Haltzman also stated in his brief that Barish concocted a “plan of misleading the clients to keep their cases” and that he “surreptitiously continued the active practice of law” by meeting and speaking with clients – even though he was no longer licensed to enter a courtroom on their behalf.

In a sworn statement filed in court, Kelly said that in the months after Barish went on inactive status, “Marvin and Stacey Barish told me that potential clients wanted Marvin Barish himself and that clients were not to find out that Mr. Barish was not practicing law.”

After the new firm was formed, Kelly said in his statement, Barish “continued the active practice of law, meeting and speaking with clients in the office, preparing them for trial and deposition, dictating briefs and giving me weekly if not daily instructions.”

The statement says Kelly decided to leave the firm because he felt a strain between his loyalty to the clients and to the firm.

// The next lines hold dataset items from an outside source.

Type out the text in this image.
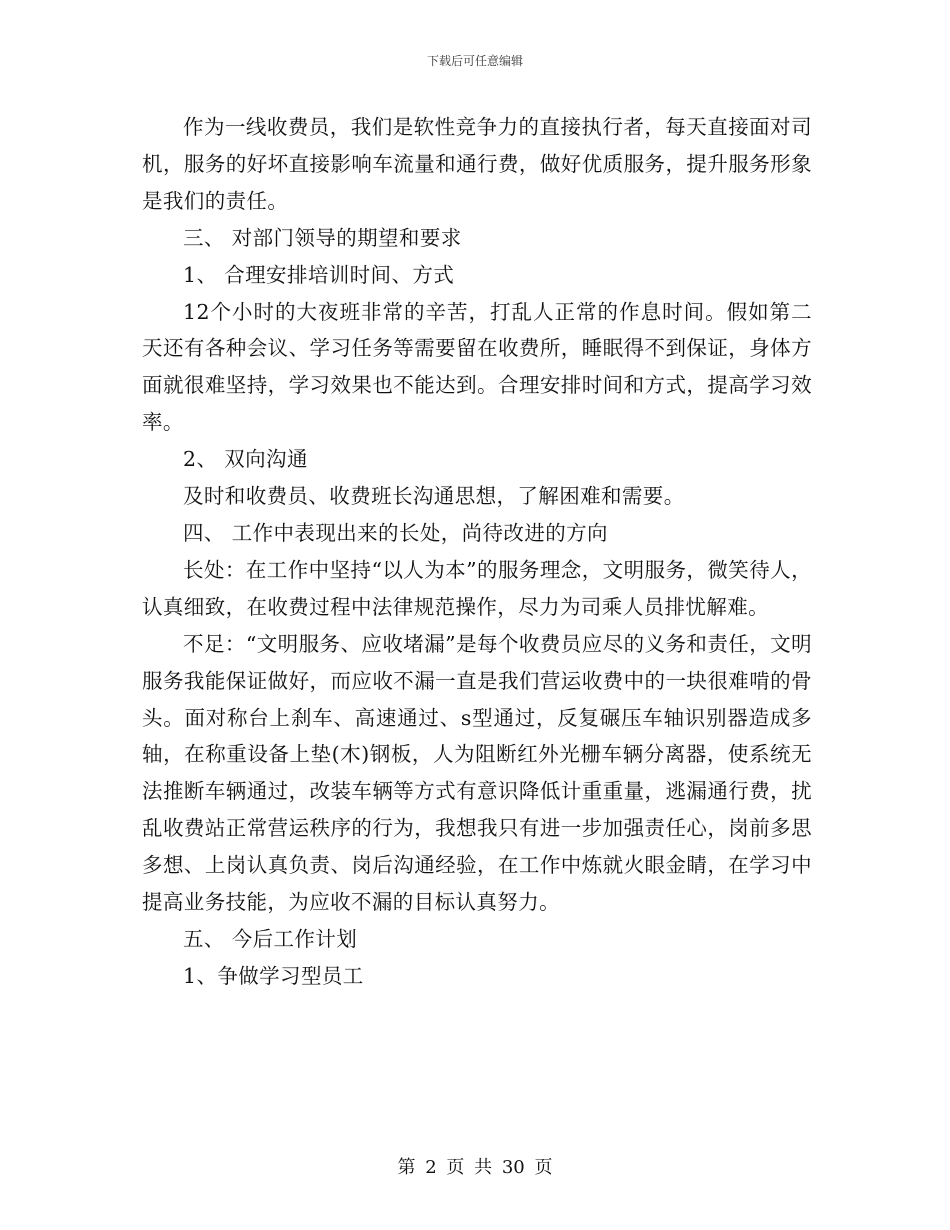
下载后可任意编辑

作为一线收费员，我们是软性竞争力的直接执行者，每天直接面对司机，服务的好坏直接影响车流量和通行费，做好优质服务，提升服务形象是我们的责任。

三、 对部门领导的期望和要求

1、 合理安排培训时间、方式

12个小时的大夜班非常的辛苦，打乱人正常的作息时间。假如第二天还有各种会议、学习任务等需要留在收费所，睡眠得不到保证，身体方面就很难坚持，学习效果也不能达到。合理安排时间和方式，提高学习效率。

2、 双向沟通

及时和收费员、收费班长沟通思想，了解困难和需要。

四、 工作中表现出来的长处，尚待改进的方向

长处：在工作中坚持“以人为本”的服务理念，文明服务，微笑待人，认真细致，在收费过程中法律规范操作，尽力为司乘人员排忧解难。

不足：“文明服务、应收堵漏”是每个收费员应尽的义务和责任，文明服务我能保证做好，而应收不漏一直是我们营运收费中的一块很难啃的骨头。面对称台上刹车、高速通过、s型通过，反复碾压车轴识别器造成多轴，在称重设备上垫(木)钢板，人为阻断红外光栅车辆分离器，使系统无法推断车辆通过，改装车辆等方式有意识降低计重重量，逃漏通行费，扰乱收费站正常营运秩序的行为，我想我只有进一步加强责任心，岗前多思多想、上岗认真负责、岗后沟通经验，在工作中炼就火眼金睛，在学习中提高业务技能，为应收不漏的目标认真努力。

五、 今后工作计划

1、争做学习型员工

第 2 页 共 30 页
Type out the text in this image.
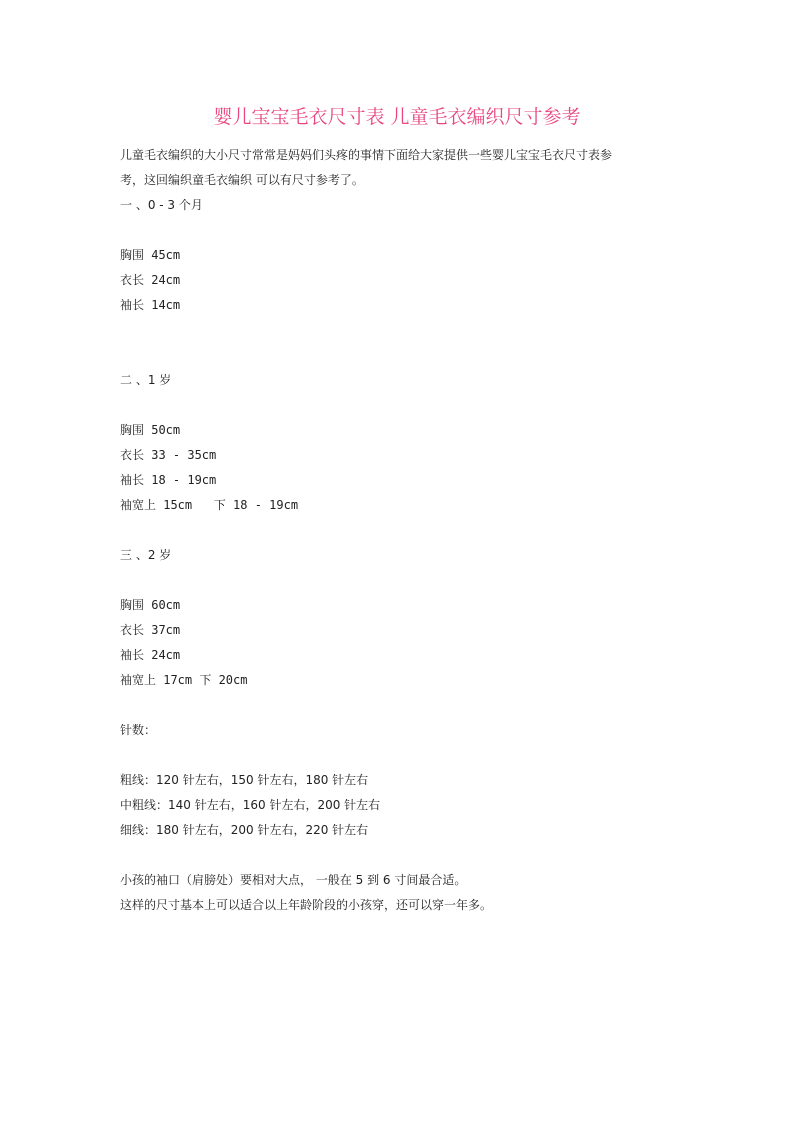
婴儿宝宝毛衣尺寸表 儿童毛衣编织尺寸参考
儿童毛衣编织的大小尺寸常常是妈妈们头疼的事情下面给大家提供一些婴儿宝宝毛衣尺寸表参
考，这回编织童毛衣编织 可以有尺寸参考了。
一 、0 - 3 个月
胸围 45cm
衣长 24cm
袖长 14cm
二 、1 岁
胸围 50cm
衣长 33 - 35cm
袖长 18 - 19cm
袖宽上 15cm   下 18 - 19cm
三 、2 岁
胸围 60cm
衣长 37cm
袖长 24cm
袖宽上 17cm 下 20cm
针数：
粗线：120 针左右，150 针左右，180 针左右
中粗线：140 针左右，160 针左右，200 针左右
细线：180 针左右，200 针左右，220 针左右
小孩的袖口（肩膀处）要相对大点， 一般在 5 到 6 寸间最合适。
这样的尺寸基本上可以适合以上年龄阶段的小孩穿，还可以穿一年多。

“The firm’s interest in keeping as many cases as it can is at odds with the interests of the clients in good representation,” Kelly said in the statement.

Haltzman said an injunction hearing has been scheduled for May 4.

While the Barish firm will be pressing for an injunction, Haltzman said he will be arguing that the request should be rejected due to the Barish firm’s “unclean hands.”

In his brief, Haltzman argues that the Barish firm “has conducted itself in bad faith toward its putative clients by deceiving them as to the real identity and qualifications of counsel. . . . Plaintiff’s misbehavior should bar it from a court of equity.”

An injunction, he argues, “will effectively serve to continue the veil of secrecy constructed by plaintiff, a result that is wholly undesirable.”